While experts are not sure how many cases of bursitis are septic,1 they do agree that septic bursitis requires prompt antibiotic treatment. Septic bursitis means a bursa is infected, and antibiotics can prevent the infection from spreading into the bloodstream, a condition that can be life-threatening.
It can be frustratingly difficult to distinguish septic bursitis from regular bursitis. Both types of bursitis can cause pain, swelling, and tenderness of the area immediately above the joint. The only way to know if you have septic bursitis is to get a medical diagnosis.
How does a doctor decide if you have septic bursitis?
A diagnosing physician or other licensed medical professional will consider many factors, including these 5 questions:
- Are you showing signs of infection? Extreme warmth or redness of the skin over the bursa, extreme tenderness at the joint, fever or chills, and a general feelings of sickness are more likely to occur if you have septic bursitis.
- What joint is affected? Septic bursitis is most likely to occur in bursae that lie just below the skin, such as the prepatellar bursa at the kneecap and the olecranon bursa at the tip of the elbow. These bursa can be exposed to infectious bacteria after a cut, scrape, or bug bite.
- What do you do for work and hobbies? People who spend time on their knees and elbows, such as gardeners, carpenters, and athletes, are at a higher risk for septic bursitis.2
- What is your medical history? If you take a corticosteroid or another medication that weakens your immune system, or if you have a condition like cancer, HIV, or diabetes, you are at a greater risk for septic bursitis.2 You are also at a higher risk if you have a skin infection or a recent history of septic arthritis or tuberculosis.
- What do the lab tests suggest?
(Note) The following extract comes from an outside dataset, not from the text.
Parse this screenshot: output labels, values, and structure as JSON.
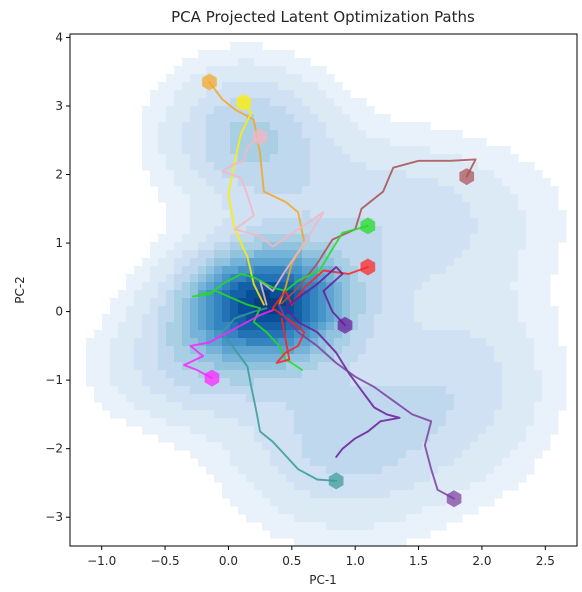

If a medical professional suspects you may have septic bursitis, they will probably order blood tests or analyses of the fluid inside the bursa. (A bursa fluid analysis will require removing fluid from the affected bursa with a needle and syringe. This procedure is called bursal aspiration.)
While joint fluid analysis is considered the gold standard for diagnosing septic bursitis, it is not foolproof. Certain infectious microorganisms may not show up in these analyses. If no infection is identified in the joint fluid but other signs strongly point to septic bursitis, a doctor will prescribe antibiotics.
Do you need to take antibiotics for septic bursitis?
If you are diagnosed with septic bursitis, antibiotic treatment will begin as soon as possible. Your doctor may also recommend draining the infected bursa.
If septic bursitis is left untreated, the fluid inside the bursa can turn to pus. In addition, the infection can spread to the bloodstream and other parts of the body. If the infection spreads, symptoms will become worse and the infection can even become life-threatening.
Decrease your risk of chronic septic bursitis
If the infection isn’t fully eliminated, your septic bursitis may return and become chronic. A chronically infected bursa can affect nearby tendons, ligaments, and other surrounding tissues, causing you more pain and other problems in the future.2 For this reason, if you are prescribed antibiotics, take them as directed and for the length of time indicated.
While there is some debate among experts, the minimum treatment for mild cases of septic bursitis is generally considered to be 10 days of antibiotic.2 Longer antibiotic treatment, as well as additional aspiration to drain the bursa fluid, may be necessary until signs of the infection are eliminated.